Supervisory Councillor for Health in Etim Ekpo LGA, Udosen Monday said there is a need for sustained partnership to strengthen rural health centres.

Here, the Foundation’s impact lies not only in numbers screened, but in narratives disrupted to challenge fear, stigma, and silence.

Education, ambition, and unfinished business
In Gwagwalada, Abuja, the donation of STEM textbooks and mini libraries to the School for the Gifted was warmly received. But gratitude came with honesty.

“We appreciate these books,” said Malam Adamu Bello, the school’s principal. “But we lack computers, internet, and ICT tools.”

While the NNPC Foundation has distributed over 40,000 STEM textbooks nationwide, educators insist that books alone cannot bridge Nigeria’s digital divide. The intervention opens doors, but what lies beyond them remains uncertain.

Similarly, the empowerment of 531 NYSC members with business starter packs and grants drew applause.

At the Abuja ceremony, NNPC Ltd. Group CEO, Bashir Bayo Ojulari, represented by Roland Ewubare, framed it as a promise kept. “A tailor cannot sew on the roadside forever,” Ojulari said, announcing grants of N531,000 per beneficiary.

For many recipients, it was the first institutional support they had ever received. Yet entrepreneurship without mentoring, infrastructure, and market access remains fragile.

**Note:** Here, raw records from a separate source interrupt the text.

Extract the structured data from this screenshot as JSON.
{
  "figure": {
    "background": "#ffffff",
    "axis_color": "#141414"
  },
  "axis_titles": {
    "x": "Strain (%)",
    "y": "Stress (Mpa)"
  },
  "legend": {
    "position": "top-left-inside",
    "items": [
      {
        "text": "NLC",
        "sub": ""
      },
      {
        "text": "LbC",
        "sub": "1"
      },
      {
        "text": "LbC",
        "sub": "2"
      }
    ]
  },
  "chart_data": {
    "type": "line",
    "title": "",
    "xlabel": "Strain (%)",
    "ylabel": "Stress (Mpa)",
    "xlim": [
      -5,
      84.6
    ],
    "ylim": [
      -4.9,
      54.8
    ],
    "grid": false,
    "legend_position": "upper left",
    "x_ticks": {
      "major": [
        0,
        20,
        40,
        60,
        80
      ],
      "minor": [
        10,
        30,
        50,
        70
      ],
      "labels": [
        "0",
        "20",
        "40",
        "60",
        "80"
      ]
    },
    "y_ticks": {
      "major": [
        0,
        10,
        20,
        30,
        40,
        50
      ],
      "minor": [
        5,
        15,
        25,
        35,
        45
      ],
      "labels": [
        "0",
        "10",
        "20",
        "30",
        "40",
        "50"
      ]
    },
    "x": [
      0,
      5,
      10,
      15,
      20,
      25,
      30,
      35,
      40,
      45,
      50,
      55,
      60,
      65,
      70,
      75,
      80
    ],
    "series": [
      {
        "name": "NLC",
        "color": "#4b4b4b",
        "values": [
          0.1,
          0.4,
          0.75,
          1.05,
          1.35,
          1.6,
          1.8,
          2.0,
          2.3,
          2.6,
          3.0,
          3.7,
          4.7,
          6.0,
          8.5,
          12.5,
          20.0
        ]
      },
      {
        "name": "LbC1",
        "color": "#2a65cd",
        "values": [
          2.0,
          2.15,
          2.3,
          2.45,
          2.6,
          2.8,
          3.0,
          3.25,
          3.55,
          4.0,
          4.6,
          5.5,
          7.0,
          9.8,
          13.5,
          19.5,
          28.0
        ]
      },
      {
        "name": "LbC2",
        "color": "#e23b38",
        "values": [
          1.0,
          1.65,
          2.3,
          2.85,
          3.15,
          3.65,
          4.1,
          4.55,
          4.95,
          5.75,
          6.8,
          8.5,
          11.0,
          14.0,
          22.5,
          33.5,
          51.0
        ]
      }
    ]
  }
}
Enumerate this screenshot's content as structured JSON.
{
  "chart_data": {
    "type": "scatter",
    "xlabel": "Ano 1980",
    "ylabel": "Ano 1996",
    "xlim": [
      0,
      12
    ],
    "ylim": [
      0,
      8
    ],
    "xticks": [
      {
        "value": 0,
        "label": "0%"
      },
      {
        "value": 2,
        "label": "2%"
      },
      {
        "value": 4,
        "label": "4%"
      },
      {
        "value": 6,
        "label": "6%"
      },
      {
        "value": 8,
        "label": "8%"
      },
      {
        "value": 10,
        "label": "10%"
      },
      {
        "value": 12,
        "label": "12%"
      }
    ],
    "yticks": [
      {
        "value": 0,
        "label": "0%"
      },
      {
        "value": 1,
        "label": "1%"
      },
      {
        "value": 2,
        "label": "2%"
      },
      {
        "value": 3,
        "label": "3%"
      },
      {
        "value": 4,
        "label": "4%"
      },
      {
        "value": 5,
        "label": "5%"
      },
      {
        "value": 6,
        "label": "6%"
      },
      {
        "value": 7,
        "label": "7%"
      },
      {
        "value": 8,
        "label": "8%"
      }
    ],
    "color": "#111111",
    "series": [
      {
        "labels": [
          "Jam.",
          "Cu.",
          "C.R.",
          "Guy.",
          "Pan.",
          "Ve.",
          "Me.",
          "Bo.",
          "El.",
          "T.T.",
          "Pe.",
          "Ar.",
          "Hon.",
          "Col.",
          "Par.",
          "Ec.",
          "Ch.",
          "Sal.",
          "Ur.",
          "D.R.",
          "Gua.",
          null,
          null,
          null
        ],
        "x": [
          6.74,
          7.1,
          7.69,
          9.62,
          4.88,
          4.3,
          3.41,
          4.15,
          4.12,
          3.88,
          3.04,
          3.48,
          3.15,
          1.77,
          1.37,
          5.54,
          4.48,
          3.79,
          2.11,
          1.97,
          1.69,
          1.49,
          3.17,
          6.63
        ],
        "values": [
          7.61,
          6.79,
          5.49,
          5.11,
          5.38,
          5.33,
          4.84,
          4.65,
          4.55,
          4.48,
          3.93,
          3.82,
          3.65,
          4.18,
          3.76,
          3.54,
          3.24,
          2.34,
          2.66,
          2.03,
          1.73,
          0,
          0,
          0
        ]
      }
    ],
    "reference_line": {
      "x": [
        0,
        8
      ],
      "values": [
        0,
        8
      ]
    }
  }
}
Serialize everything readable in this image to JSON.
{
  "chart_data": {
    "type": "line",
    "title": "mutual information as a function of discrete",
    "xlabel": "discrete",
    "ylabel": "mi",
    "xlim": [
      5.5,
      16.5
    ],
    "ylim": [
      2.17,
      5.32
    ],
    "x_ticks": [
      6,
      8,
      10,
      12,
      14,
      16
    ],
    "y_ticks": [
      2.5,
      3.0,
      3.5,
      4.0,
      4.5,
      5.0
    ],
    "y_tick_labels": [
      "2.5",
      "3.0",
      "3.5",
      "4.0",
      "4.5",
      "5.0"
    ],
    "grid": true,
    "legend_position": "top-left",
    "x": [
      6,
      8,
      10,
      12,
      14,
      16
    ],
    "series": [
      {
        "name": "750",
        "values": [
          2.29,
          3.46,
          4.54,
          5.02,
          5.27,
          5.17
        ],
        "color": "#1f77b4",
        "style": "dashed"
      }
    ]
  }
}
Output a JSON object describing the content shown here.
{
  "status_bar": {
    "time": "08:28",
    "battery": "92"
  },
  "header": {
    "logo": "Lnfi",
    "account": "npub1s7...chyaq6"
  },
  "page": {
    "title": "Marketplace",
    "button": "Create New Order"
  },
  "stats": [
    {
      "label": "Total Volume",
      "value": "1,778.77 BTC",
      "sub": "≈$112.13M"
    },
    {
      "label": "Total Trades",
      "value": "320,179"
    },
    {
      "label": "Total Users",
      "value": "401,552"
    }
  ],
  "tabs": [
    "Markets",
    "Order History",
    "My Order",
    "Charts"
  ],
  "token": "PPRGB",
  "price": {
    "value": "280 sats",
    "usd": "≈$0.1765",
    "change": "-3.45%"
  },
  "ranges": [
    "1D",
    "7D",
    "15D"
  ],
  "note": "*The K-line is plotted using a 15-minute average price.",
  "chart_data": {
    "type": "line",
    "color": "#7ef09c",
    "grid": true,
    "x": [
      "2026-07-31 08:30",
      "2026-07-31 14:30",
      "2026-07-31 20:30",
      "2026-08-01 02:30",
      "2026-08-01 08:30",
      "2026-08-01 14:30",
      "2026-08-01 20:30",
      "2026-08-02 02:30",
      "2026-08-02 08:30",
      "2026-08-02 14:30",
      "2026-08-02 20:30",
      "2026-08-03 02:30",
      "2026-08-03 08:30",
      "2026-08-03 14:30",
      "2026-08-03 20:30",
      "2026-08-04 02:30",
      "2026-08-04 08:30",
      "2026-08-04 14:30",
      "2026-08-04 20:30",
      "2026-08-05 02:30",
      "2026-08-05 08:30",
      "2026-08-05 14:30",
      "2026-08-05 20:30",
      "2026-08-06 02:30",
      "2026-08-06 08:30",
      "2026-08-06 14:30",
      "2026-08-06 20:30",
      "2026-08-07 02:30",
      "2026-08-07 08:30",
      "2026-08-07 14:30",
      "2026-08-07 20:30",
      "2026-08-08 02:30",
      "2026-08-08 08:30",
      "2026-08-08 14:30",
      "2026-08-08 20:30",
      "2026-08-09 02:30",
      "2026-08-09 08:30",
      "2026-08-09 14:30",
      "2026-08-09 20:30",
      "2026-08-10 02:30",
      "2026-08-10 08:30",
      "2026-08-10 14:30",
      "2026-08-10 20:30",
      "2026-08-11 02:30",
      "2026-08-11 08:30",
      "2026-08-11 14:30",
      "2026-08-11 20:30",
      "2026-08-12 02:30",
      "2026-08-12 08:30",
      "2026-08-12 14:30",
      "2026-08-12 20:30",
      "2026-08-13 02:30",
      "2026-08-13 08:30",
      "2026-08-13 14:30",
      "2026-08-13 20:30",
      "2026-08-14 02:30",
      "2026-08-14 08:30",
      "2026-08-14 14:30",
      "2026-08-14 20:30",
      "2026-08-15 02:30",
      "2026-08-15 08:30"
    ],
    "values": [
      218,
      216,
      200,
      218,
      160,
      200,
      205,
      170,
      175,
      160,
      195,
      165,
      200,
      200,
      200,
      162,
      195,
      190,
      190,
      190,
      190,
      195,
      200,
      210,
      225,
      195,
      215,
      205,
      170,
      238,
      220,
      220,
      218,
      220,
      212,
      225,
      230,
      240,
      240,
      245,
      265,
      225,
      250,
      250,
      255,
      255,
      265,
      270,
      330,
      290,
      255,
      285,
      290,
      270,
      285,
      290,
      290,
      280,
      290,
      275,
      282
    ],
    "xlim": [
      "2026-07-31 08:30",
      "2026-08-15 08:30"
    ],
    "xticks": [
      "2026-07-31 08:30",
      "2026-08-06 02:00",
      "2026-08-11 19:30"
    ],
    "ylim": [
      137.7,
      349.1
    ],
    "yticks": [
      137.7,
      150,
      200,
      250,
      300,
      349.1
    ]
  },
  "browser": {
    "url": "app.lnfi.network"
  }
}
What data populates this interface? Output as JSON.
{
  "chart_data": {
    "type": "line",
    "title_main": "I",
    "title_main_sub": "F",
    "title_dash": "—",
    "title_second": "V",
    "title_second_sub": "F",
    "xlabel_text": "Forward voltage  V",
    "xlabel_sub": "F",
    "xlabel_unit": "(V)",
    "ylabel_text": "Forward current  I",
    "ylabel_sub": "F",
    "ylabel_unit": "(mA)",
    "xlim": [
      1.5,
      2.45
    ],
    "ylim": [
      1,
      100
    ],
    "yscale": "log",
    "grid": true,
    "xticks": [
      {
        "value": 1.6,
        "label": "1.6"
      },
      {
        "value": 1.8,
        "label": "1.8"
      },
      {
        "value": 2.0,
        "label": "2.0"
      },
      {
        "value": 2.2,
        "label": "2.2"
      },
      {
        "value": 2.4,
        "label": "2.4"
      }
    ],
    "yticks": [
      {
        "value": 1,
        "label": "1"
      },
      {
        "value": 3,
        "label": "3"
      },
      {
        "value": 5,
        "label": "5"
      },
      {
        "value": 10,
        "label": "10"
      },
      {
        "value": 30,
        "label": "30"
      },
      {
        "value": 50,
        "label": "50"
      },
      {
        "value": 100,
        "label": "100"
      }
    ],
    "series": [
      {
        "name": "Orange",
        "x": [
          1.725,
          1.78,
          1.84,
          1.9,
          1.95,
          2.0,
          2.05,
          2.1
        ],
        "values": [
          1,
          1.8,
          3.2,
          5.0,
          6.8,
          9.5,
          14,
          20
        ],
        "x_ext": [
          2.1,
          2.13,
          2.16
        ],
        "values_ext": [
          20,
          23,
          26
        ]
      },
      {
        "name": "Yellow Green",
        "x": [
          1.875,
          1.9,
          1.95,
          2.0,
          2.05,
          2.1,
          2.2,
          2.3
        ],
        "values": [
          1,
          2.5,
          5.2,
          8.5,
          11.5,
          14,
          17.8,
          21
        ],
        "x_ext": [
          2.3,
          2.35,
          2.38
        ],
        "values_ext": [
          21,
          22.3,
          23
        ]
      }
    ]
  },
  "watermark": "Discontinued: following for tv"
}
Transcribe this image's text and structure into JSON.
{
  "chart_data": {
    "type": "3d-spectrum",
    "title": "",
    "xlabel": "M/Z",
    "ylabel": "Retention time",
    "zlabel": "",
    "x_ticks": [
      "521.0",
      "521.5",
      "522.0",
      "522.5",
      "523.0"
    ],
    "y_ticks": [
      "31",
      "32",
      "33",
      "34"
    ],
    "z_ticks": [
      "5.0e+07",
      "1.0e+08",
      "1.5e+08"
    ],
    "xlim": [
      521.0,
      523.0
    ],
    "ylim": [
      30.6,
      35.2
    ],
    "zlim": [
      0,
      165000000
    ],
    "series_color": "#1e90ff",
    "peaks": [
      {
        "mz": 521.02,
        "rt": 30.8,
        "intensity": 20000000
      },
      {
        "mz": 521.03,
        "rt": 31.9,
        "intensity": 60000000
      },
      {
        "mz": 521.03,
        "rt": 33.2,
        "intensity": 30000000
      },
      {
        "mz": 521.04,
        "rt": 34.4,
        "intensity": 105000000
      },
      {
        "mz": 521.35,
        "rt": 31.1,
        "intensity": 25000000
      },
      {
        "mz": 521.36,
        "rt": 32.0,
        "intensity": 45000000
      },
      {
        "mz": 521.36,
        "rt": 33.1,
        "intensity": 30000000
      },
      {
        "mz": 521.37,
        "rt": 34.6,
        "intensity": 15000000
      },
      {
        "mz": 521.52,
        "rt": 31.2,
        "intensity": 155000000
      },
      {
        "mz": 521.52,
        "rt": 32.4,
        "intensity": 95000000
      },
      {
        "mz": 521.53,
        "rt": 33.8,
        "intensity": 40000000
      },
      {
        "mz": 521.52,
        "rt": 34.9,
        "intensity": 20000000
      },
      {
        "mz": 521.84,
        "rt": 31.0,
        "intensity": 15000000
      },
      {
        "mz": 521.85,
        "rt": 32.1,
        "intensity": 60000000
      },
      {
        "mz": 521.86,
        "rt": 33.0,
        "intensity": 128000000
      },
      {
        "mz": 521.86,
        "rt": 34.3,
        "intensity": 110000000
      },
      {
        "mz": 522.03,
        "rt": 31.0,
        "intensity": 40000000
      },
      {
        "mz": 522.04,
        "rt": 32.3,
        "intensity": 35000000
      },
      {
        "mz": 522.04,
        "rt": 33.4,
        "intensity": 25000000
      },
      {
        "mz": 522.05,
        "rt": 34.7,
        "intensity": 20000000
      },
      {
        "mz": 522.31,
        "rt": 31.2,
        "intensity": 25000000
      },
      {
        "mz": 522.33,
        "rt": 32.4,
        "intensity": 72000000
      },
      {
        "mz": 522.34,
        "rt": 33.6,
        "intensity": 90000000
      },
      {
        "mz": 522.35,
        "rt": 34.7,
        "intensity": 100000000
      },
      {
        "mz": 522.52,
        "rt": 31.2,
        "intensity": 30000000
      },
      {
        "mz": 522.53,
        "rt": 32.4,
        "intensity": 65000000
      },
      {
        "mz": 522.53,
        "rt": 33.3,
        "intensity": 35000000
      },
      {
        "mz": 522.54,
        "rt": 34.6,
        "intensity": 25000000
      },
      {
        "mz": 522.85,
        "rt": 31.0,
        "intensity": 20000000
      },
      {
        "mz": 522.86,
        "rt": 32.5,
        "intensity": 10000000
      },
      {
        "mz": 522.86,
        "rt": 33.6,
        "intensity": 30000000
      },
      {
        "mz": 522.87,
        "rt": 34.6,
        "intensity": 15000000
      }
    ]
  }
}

Environment, responsibility, and contradiction
NNPC Foundation’s environmental agenda, tree planting in the North, CNG-powered buses to reduce emissions, signals alignment with ESG principles and climate discourse. 

Arukwe said the Foundation plans to plant one million trees over two years to combat desertification.

Environmental advocates, however, urge caution. Tree planting must survive beyond ceremonies. Maintenance, community ownership, and accountability are critical, especially for a company whose core business still fuels environmental degradation.

Corporate citizenship under scrutiny
The restructuring of the NNPC Foundation represents a shift from episodic charity to structured social investment. Its alignment with the Sustainable Development Goals, local content development, and host community needs is deliberate. But credibility is earned, not announced.

While most of the beneficiaries across the interventions show appreciate, Nigerians hope that they are truly remembered when the cameras are gone. This can help strengthen the fragile trust at the heart of corporate citizenship in Nigeria.

The interventions have restored sight, improved farming practices, empowered youths, and challenged fatalism around disease. The voices are real. The impacts are tangible. But the scale of Nigeria’s crises demands more than goodwill.

If sustained, transparent, and expanded, these efforts could redefine how Nigerians relate to their national oil company, not as a distant extractor, but as a partner in survival and dignity.

If not, they risk becoming footnotes in a long history of missed opportunity.